Tyburnia film + 16mm screenings

Tyburnia film + 16mm screenings

James Holcombe

Limited tickets – Sorry – fully booked now.

£5.00. Doors open at 6.30pm – screening starts 7pm sharp.

Tyburnia illustrates the twists and turns of political whimsy, church and state, and the birth of capitalism. The film explores parallels between contemporary and historical notions of crime in relation to business and property, the spectacular nature of punishment, and the use of the body as a site for political control. Shooting on 8mm and 16mm film, James Holcombe gained access to numerous artefacts associated with the Tyburn; reliquaries housing the remains of Catholic martyrs, body parts preserved by surgeons, the bell that tolled on the eve of executions, and the eventual resting place of the gallows themselves.

Using hand processing and archaic chemical techniques the scenes forming Tyburnia bring forth a film that is both visually and thematically engrossing, demonstrating that despite the gallows having long since vanished, we still stand in the shadow of its punitive ideology. James Holcombe began researching Tyburn Gallows during a three month residency with the Edgware Road Project in 2009 as part of the no.w.here’s Free Cinema School.

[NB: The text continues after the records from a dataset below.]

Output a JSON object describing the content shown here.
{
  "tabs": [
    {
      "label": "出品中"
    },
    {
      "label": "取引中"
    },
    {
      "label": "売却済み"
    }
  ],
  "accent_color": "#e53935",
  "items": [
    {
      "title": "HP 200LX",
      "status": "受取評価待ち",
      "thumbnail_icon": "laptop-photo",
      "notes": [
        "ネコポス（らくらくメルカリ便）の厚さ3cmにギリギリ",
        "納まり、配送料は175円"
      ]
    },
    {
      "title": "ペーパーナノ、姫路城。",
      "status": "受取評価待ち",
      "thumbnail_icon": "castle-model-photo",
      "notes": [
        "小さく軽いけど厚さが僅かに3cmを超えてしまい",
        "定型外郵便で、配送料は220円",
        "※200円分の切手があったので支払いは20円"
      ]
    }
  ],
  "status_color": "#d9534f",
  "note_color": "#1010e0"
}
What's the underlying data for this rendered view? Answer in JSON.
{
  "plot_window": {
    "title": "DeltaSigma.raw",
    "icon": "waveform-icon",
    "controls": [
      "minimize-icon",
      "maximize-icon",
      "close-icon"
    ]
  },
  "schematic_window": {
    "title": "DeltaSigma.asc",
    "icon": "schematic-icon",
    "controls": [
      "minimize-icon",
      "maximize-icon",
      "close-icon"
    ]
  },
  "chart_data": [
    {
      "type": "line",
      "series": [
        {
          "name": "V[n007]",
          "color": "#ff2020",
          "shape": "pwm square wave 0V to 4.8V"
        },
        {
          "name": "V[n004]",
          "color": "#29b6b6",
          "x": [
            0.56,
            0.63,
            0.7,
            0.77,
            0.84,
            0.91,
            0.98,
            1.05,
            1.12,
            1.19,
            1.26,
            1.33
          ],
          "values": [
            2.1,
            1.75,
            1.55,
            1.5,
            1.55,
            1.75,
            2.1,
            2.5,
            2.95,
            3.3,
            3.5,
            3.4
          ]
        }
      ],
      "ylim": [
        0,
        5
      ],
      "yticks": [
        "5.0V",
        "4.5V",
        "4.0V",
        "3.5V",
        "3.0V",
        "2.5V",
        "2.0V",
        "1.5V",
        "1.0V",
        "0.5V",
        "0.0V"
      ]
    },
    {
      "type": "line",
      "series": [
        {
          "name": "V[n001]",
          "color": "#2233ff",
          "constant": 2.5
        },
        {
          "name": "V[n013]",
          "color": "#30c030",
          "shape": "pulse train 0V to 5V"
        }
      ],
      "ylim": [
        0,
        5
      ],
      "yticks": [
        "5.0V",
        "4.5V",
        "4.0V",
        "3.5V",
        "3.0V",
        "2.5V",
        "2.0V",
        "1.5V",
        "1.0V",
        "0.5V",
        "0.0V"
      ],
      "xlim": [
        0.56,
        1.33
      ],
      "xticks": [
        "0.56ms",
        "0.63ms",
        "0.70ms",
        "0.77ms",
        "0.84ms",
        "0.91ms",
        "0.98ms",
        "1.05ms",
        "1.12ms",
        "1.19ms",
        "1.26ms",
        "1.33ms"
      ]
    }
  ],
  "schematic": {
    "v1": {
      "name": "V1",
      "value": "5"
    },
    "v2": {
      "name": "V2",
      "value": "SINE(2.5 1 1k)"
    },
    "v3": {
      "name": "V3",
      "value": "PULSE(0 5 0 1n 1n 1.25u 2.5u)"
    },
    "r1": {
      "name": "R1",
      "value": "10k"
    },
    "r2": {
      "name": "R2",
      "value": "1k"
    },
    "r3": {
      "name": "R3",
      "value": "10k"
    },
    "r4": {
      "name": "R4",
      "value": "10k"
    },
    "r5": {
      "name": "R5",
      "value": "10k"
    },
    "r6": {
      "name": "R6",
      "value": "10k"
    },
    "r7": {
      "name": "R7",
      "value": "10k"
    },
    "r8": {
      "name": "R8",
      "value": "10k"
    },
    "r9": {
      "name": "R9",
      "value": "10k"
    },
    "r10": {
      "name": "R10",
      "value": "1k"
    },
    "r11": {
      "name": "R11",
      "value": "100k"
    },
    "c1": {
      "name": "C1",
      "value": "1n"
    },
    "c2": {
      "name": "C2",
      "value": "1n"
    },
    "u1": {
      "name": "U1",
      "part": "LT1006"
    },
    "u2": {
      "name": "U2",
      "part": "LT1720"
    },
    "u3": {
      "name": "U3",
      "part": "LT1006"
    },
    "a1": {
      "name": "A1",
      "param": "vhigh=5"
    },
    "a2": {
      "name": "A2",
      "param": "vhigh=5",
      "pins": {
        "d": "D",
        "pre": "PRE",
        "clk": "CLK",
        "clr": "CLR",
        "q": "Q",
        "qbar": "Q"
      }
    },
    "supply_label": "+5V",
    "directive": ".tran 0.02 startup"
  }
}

The screening features a soundtrack developed and performed by Dead Rat Orchestra. It features songs that were composed by or for those condemned to ‘dance the Tyburn jig’, bringing a new understanding to the broadside ballads that have become a staple of folk music, but here presented in close association to their original context. The Tyburnia Tour visited market and county towns around the UK where assizes, gallows, and gibbets were a feature of everyday life. At our current moment of enforced austerity and social reform, Tyburnia explores the parallels between contemporary and historical notions of crime in relation to business and property, the spectacular nature of punishment, and the state’s use of the body as a site for political control.

James Holcombe’s practice merges a deep engagement with re-discovered historical, material and social processes of photochemical film production through single screen and expanded performance works. http://jamesholcombe.net | Tyburnia trailer: https://vimeo.com/113227044

James Holcombe will also be screening two of his 16mm films:

The Iron Toned Lady. Single frame 16mm footage shot of Margaret Thatcher’s funeral. The film was toned in blue iron salt solution (prussian blue toner) for 11 hours. From an early Kodak toning manual:‘The longer the film is left in the solution the more unacceptable and harsher the final tones’. Sound recorded on the day of the funeral by Sally Golding.

A Peck of Dust. Two pieces of found footage purchased at a car boot fair (one a travelogue focusing on American Gravestone inscriptions of the founding fathers, the other a loop of a rooster culled from Aesop’s Fable of the Fox and the Rooster) are subjected to a process of deconstruction then a re-construction using a 16mm splicer.